Crepes - Blend all ingredients in the blender until smooth. Let sit for a few minutes for batter to thicken up. Cook crepes and place between waxed paper. Filling and Topping Crepes - In a large skillet, heat butter. Saute onions and mushrooms. Add chicken pieces and cook about 5 minutes or until warmed through. Mix whipping cream, Parmesan cheese and soy sauce. Stir in broccoli and ¼ c. cashews. Fill crepes. Roll and place in greased 9x13 pan. Mix whipping cream and Parmesan cheese in small saucepan and warm up. Drizzle filled crepes with a bit of sauce and spread to cover top of crepes. This keeps the crepe moist while baking. Cover and bake at 450 until bubbly - 10 minutes or less, just until warmed through. Drizzle with the rest of the sauce before serving. Garnish with finely chopped cashews and fresh parsley to serve.

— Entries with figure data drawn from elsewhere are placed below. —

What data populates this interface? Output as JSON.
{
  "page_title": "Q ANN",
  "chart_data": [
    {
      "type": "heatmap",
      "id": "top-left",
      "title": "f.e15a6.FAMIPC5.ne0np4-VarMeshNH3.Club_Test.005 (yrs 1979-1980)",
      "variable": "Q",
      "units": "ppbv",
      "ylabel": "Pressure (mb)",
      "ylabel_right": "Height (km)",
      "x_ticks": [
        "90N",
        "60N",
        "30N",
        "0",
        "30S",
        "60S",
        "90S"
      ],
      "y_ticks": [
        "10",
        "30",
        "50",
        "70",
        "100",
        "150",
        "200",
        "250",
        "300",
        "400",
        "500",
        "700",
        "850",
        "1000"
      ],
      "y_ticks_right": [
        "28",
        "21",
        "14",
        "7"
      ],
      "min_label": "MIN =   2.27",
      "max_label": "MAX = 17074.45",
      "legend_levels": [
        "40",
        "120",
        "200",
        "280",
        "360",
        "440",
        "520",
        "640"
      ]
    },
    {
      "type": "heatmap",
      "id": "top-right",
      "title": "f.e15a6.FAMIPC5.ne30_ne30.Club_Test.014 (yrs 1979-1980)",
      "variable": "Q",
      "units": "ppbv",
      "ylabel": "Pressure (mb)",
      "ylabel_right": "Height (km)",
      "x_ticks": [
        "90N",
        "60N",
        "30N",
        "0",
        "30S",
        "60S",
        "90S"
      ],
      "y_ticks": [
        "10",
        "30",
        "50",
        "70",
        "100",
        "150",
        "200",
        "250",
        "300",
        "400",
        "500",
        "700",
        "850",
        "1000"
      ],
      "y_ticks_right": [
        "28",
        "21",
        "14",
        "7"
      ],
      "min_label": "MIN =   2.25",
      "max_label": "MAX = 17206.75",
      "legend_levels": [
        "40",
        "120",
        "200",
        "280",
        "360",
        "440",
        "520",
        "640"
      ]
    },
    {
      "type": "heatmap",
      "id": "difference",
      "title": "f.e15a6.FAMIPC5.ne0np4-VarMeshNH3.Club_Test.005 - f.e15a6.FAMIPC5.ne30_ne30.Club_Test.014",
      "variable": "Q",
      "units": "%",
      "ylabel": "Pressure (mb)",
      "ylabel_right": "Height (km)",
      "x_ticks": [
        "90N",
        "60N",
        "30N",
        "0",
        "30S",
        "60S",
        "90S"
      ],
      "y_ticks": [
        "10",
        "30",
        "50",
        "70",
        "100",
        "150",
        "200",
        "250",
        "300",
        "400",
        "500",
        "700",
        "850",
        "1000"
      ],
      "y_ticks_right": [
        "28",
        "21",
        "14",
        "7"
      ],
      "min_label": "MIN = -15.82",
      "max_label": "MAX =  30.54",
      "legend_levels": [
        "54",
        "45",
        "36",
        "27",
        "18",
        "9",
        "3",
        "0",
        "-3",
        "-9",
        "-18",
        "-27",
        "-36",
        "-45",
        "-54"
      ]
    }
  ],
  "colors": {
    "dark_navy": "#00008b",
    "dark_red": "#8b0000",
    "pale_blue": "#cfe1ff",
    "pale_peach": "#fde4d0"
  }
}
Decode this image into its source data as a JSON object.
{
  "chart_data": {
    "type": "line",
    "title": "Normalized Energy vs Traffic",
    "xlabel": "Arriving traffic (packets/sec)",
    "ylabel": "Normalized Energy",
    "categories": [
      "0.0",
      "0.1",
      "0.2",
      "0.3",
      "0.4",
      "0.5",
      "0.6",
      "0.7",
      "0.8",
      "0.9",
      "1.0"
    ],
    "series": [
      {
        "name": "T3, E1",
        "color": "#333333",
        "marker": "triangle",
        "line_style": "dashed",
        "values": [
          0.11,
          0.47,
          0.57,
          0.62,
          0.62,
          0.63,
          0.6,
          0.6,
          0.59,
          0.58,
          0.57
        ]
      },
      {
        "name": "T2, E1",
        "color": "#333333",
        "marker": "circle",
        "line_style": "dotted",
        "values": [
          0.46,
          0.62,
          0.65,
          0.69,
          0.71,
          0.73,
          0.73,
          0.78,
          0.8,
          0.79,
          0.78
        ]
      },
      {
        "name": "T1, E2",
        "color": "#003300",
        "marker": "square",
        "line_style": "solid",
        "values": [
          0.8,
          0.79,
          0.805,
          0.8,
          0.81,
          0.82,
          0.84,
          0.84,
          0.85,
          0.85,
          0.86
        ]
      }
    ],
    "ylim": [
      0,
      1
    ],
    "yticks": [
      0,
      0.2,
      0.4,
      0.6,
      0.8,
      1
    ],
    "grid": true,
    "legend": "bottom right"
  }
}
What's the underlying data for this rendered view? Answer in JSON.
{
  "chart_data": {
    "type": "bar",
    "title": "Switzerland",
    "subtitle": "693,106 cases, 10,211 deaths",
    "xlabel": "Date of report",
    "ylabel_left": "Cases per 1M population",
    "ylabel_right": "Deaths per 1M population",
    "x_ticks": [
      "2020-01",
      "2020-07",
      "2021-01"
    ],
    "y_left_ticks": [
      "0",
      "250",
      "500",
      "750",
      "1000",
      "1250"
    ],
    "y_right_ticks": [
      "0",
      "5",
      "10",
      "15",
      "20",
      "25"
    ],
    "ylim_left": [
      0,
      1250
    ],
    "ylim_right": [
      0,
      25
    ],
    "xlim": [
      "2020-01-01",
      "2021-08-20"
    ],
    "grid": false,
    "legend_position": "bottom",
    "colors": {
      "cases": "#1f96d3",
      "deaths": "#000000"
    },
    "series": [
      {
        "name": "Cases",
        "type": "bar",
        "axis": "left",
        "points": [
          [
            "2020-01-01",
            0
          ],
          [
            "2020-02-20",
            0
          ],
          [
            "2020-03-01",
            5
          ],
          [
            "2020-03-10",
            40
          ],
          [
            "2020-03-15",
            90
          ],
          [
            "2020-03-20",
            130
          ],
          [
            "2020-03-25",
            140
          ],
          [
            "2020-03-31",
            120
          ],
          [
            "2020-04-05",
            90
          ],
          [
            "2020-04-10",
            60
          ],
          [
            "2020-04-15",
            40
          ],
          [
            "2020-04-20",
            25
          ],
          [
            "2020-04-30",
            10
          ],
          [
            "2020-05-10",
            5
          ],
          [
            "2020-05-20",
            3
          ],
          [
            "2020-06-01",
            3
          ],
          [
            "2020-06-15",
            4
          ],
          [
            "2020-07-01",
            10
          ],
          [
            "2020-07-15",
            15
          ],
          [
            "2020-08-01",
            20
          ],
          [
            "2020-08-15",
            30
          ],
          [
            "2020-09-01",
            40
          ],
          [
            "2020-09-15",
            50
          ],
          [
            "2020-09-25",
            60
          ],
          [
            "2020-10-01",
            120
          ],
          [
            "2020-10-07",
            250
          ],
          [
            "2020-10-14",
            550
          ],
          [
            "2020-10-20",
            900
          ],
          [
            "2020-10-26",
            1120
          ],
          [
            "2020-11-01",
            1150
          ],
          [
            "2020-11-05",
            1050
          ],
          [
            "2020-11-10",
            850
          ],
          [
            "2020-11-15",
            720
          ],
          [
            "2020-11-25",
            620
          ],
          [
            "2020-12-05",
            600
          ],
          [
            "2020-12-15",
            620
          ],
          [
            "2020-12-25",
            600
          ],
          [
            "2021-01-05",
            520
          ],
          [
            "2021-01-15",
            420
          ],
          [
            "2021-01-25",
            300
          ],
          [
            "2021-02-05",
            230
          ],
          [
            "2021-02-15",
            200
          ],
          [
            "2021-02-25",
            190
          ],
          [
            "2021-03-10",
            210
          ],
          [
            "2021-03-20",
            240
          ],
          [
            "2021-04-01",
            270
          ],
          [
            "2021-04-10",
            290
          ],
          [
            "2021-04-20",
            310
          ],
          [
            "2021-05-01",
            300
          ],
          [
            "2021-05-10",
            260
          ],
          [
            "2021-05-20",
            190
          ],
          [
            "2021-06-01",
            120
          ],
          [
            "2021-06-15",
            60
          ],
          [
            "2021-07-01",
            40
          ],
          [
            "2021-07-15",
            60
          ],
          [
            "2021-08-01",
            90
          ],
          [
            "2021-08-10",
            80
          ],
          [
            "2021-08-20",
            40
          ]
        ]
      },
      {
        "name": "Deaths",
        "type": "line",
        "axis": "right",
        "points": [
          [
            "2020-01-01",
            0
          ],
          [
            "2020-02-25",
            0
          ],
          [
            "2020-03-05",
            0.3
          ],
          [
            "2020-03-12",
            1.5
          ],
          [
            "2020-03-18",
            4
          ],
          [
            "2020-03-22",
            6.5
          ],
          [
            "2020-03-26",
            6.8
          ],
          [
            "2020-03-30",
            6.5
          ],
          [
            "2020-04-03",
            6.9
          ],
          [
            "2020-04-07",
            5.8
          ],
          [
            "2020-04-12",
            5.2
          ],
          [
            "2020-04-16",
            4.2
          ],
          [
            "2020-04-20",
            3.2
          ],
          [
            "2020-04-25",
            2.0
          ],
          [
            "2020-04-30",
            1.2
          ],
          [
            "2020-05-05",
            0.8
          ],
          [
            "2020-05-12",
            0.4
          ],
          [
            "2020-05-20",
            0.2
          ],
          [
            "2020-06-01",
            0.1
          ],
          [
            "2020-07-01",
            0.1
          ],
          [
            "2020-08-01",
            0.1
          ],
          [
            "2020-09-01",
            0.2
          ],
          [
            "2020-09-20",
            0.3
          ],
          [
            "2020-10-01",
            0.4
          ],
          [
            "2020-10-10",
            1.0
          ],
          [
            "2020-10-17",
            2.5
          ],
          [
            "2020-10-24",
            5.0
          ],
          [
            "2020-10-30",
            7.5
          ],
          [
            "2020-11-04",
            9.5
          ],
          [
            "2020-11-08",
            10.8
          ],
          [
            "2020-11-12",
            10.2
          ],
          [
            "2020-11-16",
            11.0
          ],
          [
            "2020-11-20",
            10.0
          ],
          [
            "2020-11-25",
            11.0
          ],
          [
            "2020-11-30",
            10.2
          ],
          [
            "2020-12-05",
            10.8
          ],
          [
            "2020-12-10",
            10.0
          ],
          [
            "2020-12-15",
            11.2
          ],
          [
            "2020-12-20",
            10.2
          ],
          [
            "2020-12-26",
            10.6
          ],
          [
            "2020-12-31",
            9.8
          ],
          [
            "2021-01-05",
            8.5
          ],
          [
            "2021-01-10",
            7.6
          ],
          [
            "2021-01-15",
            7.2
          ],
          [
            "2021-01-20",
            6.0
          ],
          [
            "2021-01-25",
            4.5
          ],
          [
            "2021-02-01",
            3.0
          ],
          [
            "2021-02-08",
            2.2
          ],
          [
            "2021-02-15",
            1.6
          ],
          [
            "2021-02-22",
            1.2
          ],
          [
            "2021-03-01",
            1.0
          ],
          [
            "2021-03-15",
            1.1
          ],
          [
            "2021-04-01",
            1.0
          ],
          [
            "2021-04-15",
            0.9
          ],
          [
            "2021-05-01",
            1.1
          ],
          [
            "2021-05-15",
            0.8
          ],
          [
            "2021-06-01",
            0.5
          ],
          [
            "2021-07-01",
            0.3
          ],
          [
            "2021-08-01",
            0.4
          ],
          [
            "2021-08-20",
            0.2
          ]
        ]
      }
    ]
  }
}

(Notes- when I make this for a weeknight meal for my family, I make the filling using skim evaporated milk instead of whipping cream, and serve over hot brown rice or quinoa. The evaporated milk makes it runnier, so it would not work as well if you were filling crepes.)


Ways to Fill and Fold a Crepe:
Blintz- spread filling in center and roll, serve with crepe edge down
Half moon- spread filling over half of crepe, fold remaining half over filling
Triangle- same as half moon, only fold half moon shape in half again


Crepe Recipe: For a savory crepe, omit the sugar. For a sweetened dessert crepe, add sugar!
2 large eggs
2 Tablespoons canola oil
1 cup flour
1 1/3 cups milk
½ teaspoon salt
3 Tablespoons sugar (omit for savory crepes)
Combine all ingredients in a blender or food processor just a few seconds until combined and smooth, or whisk by hand until there are no lumps. Let sit in refrigerator for a few minutes or up to 2 days, so let it thicken a little, remixing just slightly when ready to use. Heat a nonstick skillet to medium heat for about 3 minutes. Butter pan. When butter stops sizzling, lift pan of the heat, at an angle while pouring 1/8-1/4 cup of batter (depending on size of crepes you desire) into pan and use a circular motion to help spread the batter into a circular shape. Place pan back on heat and cook until edges are set and you can run a spatula under it, about 30 or so seconds. Flip crepe and cook another 20-30 seconds. Remove crepe from pan and either keep warm in the oven or cool to room temperature.

Savory Crepe fillings:
Any meat (deli or cooked and diced) or cheeses.
Soft cheeses and fresh herbs such as goat cheese and chives or fresh mozzarella and basil.
Chopped and steamed or sauteed vegetables with soft cheeses, mushrooms, and herbs.

Sweet Crepe Fillings:
Creamy éclair type filling (see recipe below).
Nutella
Any sliced fruit or berries mixed with sugar (allow to sit for a few mins).
Spoon juice over top.
Softened vanilla ice cream topped with chocolate sauce or sauteed apples and warm caramel sauce.

Sweet Crepe Cream Filling:
8 oz. cream cheese, softened
¼ cup butter (½ stick of butter), softened
¼ C. sugar
1 ½ tsp. vanilla
1 tsp. lemon rind
1 8oz. tub Cool Whip
Mix together cream cheese, butter, sugar, vanilla and lemon rind until creamy. Fold in Cool whip. Spoon a tablespoon or so of the filling down the center of crepe and roll. Top with favorite toppings such as fruit or ganache (chocolate glaze) or any of the toppings suggested above.


French Bistro Dinner Party Ideas:
Chalk board with menu written
Simple white or beige cotton table cloth, simple dishes and napkins
Bud vase with single stem rose
Votive candles
French music
Everyday type goblets
Cheese and bread tray
Dress in your favorite black turtleneck and beret!